I have spent the last 8 days in Delhi, India – an incredibly busy and crowded city, with beautiful people, stunning monuments that are older than the “birthday” Canada is celebrating this year, ridiculous traffic, some green spaces, and much poverty.
I have traveled to many countries, and poverty looks similar everywhere. It breaks my heart. Also familiar is the way people walk over, around and through the poor.
And, sadly, I am reminded that every country seems to have a people they point to as “less than” – less deserving of respect, consideration, time, compassion. In Delhi, my experience of this came from the driver of our car who, at every opportunity, told us in no uncertain terms that he considered the Bangladeshi immigrants who come over the border to be the lowest of the low. Assertions he made evenly and calmly, as if they were indisputable facts; as if he had been saying these things his whole life. Maybe he had. And was sharing this with us as if providing a service.
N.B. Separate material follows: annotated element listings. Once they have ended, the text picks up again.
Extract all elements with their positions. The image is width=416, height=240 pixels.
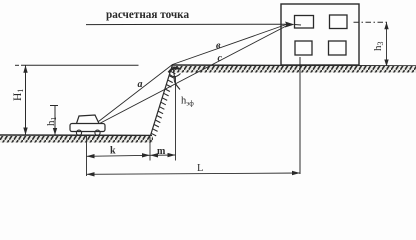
leader line to calculation point bbox=[86, 23, 287, 25]
effective height leader squiggle bbox=[174, 67, 180, 90]
h3 dimension line bbox=[386, 22, 388, 66]
k dimension line bbox=[87, 155, 151, 156]
svg-text:k: k bbox=[110, 146, 116, 157]
svg-text:h1: h1 bbox=[45, 117, 58, 127]
H1 dimension line bbox=[25, 65, 27, 135]
svg-text:hэф: hэф bbox=[181, 96, 194, 108]
leader tail into window bbox=[295, 24, 302, 27]
svg-text:а: а bbox=[138, 79, 143, 90]
window top-left bbox=[295, 16, 314, 29]
window top-right bbox=[330, 15, 348, 29]
ray a: car to slope brow bbox=[99, 65, 173, 122]
slope face bbox=[151, 65, 173, 136]
car wheel right bbox=[95, 130, 100, 135]
window bottom-right bbox=[329, 41, 347, 55]
extension line at brow (x=175.5) bbox=[175, 76, 177, 161]
svg-text:h3: h3 bbox=[372, 42, 385, 52]
svg-text:H1: H1 bbox=[12, 89, 25, 101]
upper ground line bbox=[172, 65, 416, 66]
leader arrowhead bbox=[285, 22, 295, 28]
building outline bbox=[281, 4, 359, 65]
L dimension line bbox=[87, 173, 301, 174]
svg-text:расчетная точка: расчетная точка bbox=[106, 9, 189, 21]
lower ground line bbox=[0, 134, 152, 137]
upper ground hatching bbox=[173, 66, 416, 73]
angle arc at brow bbox=[169, 74, 180, 77]
slope face hatch ticks bbox=[151, 67, 177, 136]
car wheel left bbox=[76, 130, 81, 135]
H1 top reference line bbox=[21, 64, 139, 66]
H1 top left tick bbox=[15, 64, 19, 66]
extension line at slope toe (x=150) bbox=[149, 137, 151, 161]
svg-text:m: m bbox=[157, 146, 166, 157]
h1 tick bbox=[50, 105, 58, 107]
svg-text:L: L bbox=[197, 163, 203, 174]
ray c: direct car to window bbox=[100, 25, 290, 124]
brow knot bbox=[169, 68, 180, 72]
lower ground hatching bbox=[0, 136, 153, 143]
extension line at car (x=73) bbox=[86, 136, 88, 176]
m dimension line bbox=[150, 154, 176, 156]
window bottom-left bbox=[295, 41, 312, 55]
h1 dimension line bbox=[54, 106, 56, 136]
h3 dash-dot reference line bbox=[354, 21, 390, 23]
ray b: brow to window bbox=[173, 24, 290, 65]
car body bbox=[70, 124, 105, 132]
svg-text:с: с bbox=[218, 53, 223, 64]
svg-text:в: в bbox=[216, 41, 221, 52]
car cabin bbox=[77, 115, 100, 124]
vertical line below building to L bbox=[299, 57, 301, 174]
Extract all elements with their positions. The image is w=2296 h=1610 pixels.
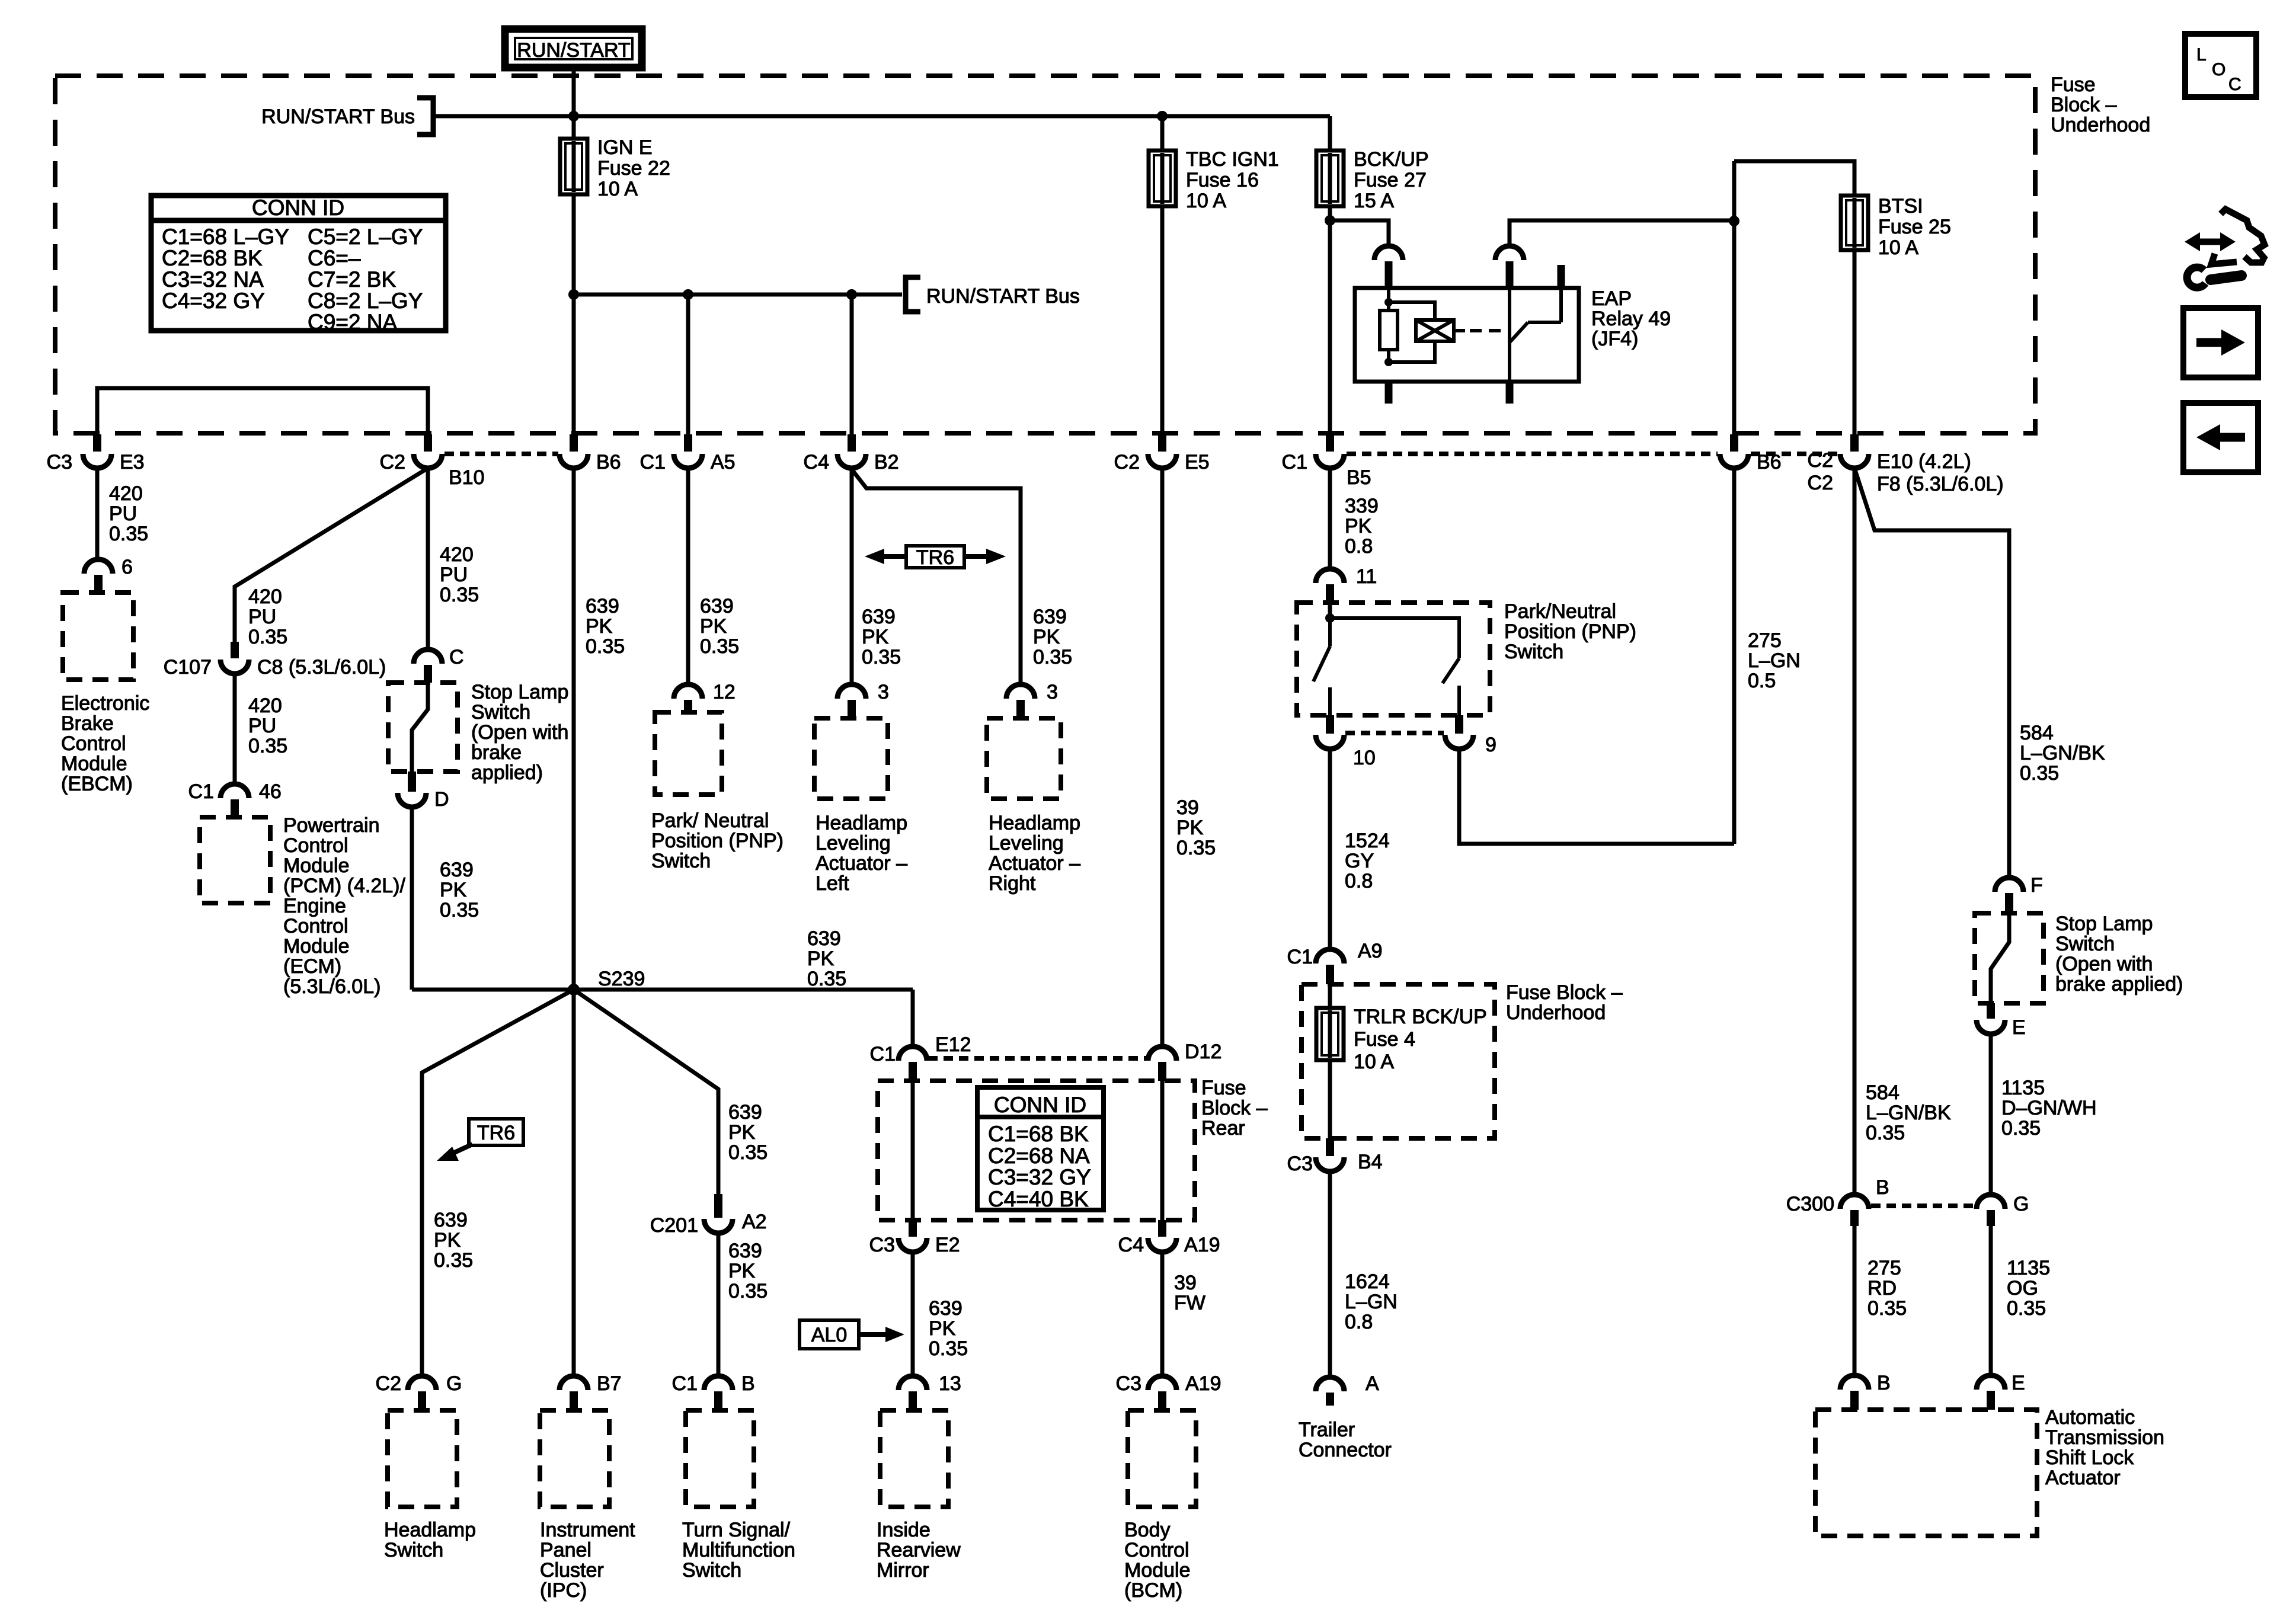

His comments reminded me of how easy it is to vilify a people – with our without personal experience – and to pass this intolerance, disdain, and hatred on to others. How easily we can accept someone else’s belief and even carry it forward without any experience or reason to back it up – often without thinking. Often thinking we are justified in passing along ‘the truth.’
But the truth is subjective.
And as we drove by homes made from weathered plastic tarp, fastened to chain link fences under highway overpasses, children sleeping curled up on concrete blocks as traffic zipped by, I wondered what horrors these people left behind to make this life seem better?